Мать обнимала меня и, глядя на мои широкие плечи, радовалась моему здоровью, моим молодым нерастраченным силам, а я про себя повторял, как клятву, что я для нее сделаю «все, все, все», а что означало это «все» — я еще не мог представить себе. Я только был уверен, что это будет безгранично и сказочно.

— Маленький мой! — лепетала мать, прижимаясь к моей груди головой, а «маленький» нагибался, чтобы она могла достать и погладить волосы на его голове.

Дома у матери было по-старому, но вместе с тем на всем лежал отпечаток новизны. Аул еще чувствовался в жизни матери, но город, уже завладев ею, ставил свою отметку на всем ее быту. Это сказывалось и в одежде, и в обуви, и в обстановке.

Посмотреть на меня и на радость матери приходили соседки, такие же работницы, как и она сама, но разговор их не вертелся вокруг удоя коров и вокруг очага, как прежде. Они говорили о «нашем» заводе, о «нашей» стройке, о «нашем» завкоме и клубе.

Совсем по-иному выглядел и мой старший брат, который на верхнем этаже той же стройки складывал стену из кирпичей, подаваемых матерью на транспортер. Он стал суровее, деловитей. Он был бригадиром строителей и говорил о социалистическом соревновании, о плане и выполнении норм.

Вечером в честь моего приезда сошлась вся семья. Я был центром внимания, но стеснялся рассказывать о себе. О чем я мог рассказать? О своей профессии парикмахера, о том, что тоже умел перевыполнять планы по бритью и стрижке, что даже за это был премирован?

Я только сказал, что окончил учение и призван в армию.

В то время ходило немало тревожных слухов о предстоящей большой войне, и я скрыл от матери, что иду добровольцем. Она встревожилась, но брат мой утешил ее, сказав, что, раз я окончил школу, меня должны послать на командирские курсы, где я буду учиться еще, может быть, несколько лет, прежде чем попаду на войну.

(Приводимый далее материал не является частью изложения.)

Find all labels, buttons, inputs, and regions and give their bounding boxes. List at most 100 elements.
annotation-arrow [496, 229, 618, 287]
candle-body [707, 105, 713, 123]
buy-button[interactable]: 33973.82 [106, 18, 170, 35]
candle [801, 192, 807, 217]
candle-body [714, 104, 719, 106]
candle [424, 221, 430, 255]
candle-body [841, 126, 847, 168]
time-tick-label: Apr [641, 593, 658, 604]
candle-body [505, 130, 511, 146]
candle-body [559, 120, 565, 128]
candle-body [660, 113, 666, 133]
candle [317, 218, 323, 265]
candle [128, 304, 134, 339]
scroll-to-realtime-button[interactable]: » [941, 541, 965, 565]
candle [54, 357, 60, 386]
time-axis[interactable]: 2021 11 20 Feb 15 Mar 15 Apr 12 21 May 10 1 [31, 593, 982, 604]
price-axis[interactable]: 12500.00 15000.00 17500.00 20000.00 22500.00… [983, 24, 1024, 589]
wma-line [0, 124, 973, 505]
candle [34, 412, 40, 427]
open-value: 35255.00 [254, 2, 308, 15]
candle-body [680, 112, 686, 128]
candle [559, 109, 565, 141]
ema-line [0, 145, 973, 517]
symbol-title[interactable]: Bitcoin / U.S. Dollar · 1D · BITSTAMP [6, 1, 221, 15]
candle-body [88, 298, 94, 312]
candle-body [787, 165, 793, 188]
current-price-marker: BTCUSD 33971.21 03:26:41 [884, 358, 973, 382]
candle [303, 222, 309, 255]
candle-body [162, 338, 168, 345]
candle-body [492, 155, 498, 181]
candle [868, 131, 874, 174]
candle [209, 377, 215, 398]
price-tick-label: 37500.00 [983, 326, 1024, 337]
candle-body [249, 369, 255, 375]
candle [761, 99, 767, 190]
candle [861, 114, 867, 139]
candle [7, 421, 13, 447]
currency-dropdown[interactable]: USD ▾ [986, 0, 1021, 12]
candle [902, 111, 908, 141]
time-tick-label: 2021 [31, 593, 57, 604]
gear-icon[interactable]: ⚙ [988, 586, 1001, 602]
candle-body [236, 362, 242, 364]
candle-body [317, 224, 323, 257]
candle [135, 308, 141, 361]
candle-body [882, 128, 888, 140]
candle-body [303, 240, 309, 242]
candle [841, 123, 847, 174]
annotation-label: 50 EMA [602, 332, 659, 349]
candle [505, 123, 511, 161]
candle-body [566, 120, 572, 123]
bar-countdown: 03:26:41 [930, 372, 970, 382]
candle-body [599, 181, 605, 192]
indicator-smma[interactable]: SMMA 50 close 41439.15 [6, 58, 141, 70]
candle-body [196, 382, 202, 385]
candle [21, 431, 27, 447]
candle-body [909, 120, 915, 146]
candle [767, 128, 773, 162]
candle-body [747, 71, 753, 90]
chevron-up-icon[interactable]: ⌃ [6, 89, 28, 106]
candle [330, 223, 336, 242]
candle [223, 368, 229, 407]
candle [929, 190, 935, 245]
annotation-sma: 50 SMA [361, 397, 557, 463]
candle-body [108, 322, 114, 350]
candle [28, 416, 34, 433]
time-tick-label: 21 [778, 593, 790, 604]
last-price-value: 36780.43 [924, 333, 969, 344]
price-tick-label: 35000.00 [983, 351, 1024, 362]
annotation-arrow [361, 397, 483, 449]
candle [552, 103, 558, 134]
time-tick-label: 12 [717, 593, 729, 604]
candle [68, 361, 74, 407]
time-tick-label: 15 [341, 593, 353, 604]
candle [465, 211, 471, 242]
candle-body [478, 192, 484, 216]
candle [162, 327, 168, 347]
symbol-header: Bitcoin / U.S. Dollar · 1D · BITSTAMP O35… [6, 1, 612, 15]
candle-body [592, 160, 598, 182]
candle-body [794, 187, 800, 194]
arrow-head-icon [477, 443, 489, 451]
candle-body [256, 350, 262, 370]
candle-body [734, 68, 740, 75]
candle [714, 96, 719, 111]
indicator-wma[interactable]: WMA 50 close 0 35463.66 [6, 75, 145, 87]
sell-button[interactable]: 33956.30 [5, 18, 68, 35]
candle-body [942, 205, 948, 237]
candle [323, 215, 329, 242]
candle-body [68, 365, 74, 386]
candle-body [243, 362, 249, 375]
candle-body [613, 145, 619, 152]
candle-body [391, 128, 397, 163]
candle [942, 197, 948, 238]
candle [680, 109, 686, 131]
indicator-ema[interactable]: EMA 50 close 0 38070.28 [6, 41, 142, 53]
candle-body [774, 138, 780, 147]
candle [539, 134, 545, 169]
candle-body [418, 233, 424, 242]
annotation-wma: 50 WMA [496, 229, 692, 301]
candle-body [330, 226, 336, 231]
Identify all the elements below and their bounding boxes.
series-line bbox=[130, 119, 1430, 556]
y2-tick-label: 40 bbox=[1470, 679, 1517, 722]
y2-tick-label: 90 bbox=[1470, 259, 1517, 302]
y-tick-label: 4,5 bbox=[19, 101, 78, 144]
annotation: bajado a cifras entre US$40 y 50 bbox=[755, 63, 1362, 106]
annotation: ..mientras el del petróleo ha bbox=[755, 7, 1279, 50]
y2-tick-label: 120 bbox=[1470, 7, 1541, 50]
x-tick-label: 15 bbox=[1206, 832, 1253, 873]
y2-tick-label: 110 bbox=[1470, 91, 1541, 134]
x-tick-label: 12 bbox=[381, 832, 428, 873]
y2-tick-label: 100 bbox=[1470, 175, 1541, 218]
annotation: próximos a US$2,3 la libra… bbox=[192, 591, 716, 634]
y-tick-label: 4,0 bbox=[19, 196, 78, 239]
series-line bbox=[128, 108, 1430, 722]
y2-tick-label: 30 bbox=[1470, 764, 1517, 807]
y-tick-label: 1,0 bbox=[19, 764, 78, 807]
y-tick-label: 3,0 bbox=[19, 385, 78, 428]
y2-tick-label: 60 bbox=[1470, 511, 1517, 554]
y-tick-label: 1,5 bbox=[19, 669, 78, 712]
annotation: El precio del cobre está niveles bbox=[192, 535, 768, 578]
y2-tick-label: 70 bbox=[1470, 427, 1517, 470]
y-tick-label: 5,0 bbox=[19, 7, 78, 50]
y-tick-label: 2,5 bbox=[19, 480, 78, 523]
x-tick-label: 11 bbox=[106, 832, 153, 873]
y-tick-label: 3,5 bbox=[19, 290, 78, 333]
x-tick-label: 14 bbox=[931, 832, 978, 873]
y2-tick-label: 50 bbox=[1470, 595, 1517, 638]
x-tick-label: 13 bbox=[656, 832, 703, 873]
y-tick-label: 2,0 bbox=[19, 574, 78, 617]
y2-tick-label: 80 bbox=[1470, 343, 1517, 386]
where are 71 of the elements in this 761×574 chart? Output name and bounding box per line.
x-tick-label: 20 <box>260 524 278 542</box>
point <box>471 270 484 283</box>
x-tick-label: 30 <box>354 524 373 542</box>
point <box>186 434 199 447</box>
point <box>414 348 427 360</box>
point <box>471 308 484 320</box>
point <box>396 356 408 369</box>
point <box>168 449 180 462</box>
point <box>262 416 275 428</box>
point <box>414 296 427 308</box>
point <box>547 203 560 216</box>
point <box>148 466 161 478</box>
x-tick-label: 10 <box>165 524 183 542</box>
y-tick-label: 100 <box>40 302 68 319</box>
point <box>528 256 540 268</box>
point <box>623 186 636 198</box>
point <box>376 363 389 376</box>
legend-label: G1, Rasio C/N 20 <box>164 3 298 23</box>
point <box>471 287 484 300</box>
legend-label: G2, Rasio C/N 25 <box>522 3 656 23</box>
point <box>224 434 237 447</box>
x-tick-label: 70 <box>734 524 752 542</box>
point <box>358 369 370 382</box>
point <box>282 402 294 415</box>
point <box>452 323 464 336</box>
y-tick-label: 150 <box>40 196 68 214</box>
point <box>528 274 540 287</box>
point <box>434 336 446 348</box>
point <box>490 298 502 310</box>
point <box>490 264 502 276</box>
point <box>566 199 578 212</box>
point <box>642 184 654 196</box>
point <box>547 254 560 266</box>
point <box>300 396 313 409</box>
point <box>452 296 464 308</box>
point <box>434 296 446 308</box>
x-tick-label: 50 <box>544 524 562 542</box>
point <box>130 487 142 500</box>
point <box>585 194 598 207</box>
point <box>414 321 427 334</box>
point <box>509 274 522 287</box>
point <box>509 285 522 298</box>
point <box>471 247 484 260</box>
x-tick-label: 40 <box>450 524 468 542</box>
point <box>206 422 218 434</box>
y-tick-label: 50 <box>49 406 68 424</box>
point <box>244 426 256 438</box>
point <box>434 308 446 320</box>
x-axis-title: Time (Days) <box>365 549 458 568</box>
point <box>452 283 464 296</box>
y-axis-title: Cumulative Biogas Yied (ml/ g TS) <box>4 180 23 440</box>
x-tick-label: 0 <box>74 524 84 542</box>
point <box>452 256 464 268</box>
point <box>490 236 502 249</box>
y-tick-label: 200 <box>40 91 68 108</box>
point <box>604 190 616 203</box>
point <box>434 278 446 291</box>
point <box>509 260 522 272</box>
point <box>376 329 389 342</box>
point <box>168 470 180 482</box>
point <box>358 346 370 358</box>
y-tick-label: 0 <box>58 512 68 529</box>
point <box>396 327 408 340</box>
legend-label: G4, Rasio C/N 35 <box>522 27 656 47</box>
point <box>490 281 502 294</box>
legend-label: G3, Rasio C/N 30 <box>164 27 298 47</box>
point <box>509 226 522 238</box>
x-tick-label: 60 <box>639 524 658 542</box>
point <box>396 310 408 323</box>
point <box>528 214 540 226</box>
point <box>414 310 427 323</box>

Разговор перешел на аул, на знакомых. Я рассказал про встречу мою с теперешним председателем нашего колхоза, но умолчал о том, что больше всего царапало мое сердце, — о своей встрече с Акботой. Но мать вдруг сама обратилась ко мне:

— Ты помнишь, Кайруш, Акботу? Ее на днях выдали замуж.

— Как на днях? У нее уже ребенок!

— Это ребенок ее покойной сестры. Она была первой женой ее мужа.

Мать рассказала длинную запутанную историю о том, как муж Акботы, бухгалтер горторга, после смерти жены прибрал к рукам ее родных, а потом завладел и самой Акботой. Для меня было ясно только одно, что Акбота раньше меня достигла своего двадцатилетия! Какое мне дело, что муж подделал документы и прибавил ей несколько лет для того, чтобы взять ее в жены? Мне оставалось одно — сократить свой отпуск и бежать поскорее прочь.

В день моего отъезда мать собрала родных и знакомых и устроила семейные проводы. Передаваемая из рук в руки, традиционная голова барана уже направлялась к старшим, растопырив опаленные уши и зажмурив глаза, словно предчувствуя неотвратимость предстоящей расправы.

Из — за приотворенной двери протянулась рука с чашкой кумыса. Все оглянулись.

— Тебе, тебе, мой Кайруш, — подсказала мне мать.

Я поднялся с места, подошел и принял пиалу из маленькой пухленькой женской руки. За дверью было уже темно, и я не видел лица женщины. Взяв чашку правой рукой, левой сжал руку, которая подала мне чашку, и почувствовал напряженное биение ее молодой крови. Я выпил. Горячая рука только раз ответила мне коротким пожатием и ускользнула, оставив в моей ладони маленький, свернутый в треугольник листок бумаги.

С этим талисманом и с выпитой чашей дружбы, а может быть, даже любви и верности, я опять покинул родные края и уехал.

Именами святых предков и всех древних батыров благословляла меня в дорогу мать. Это согревало мое сердце. Но еще горячее жег талисман, хранившийся на груди возле сердца, — записочка, содержавшая всего четыре слова: «Не забудь, не забуду». А что нам обоим не забывать — это было понятно только двум нашим сердцам.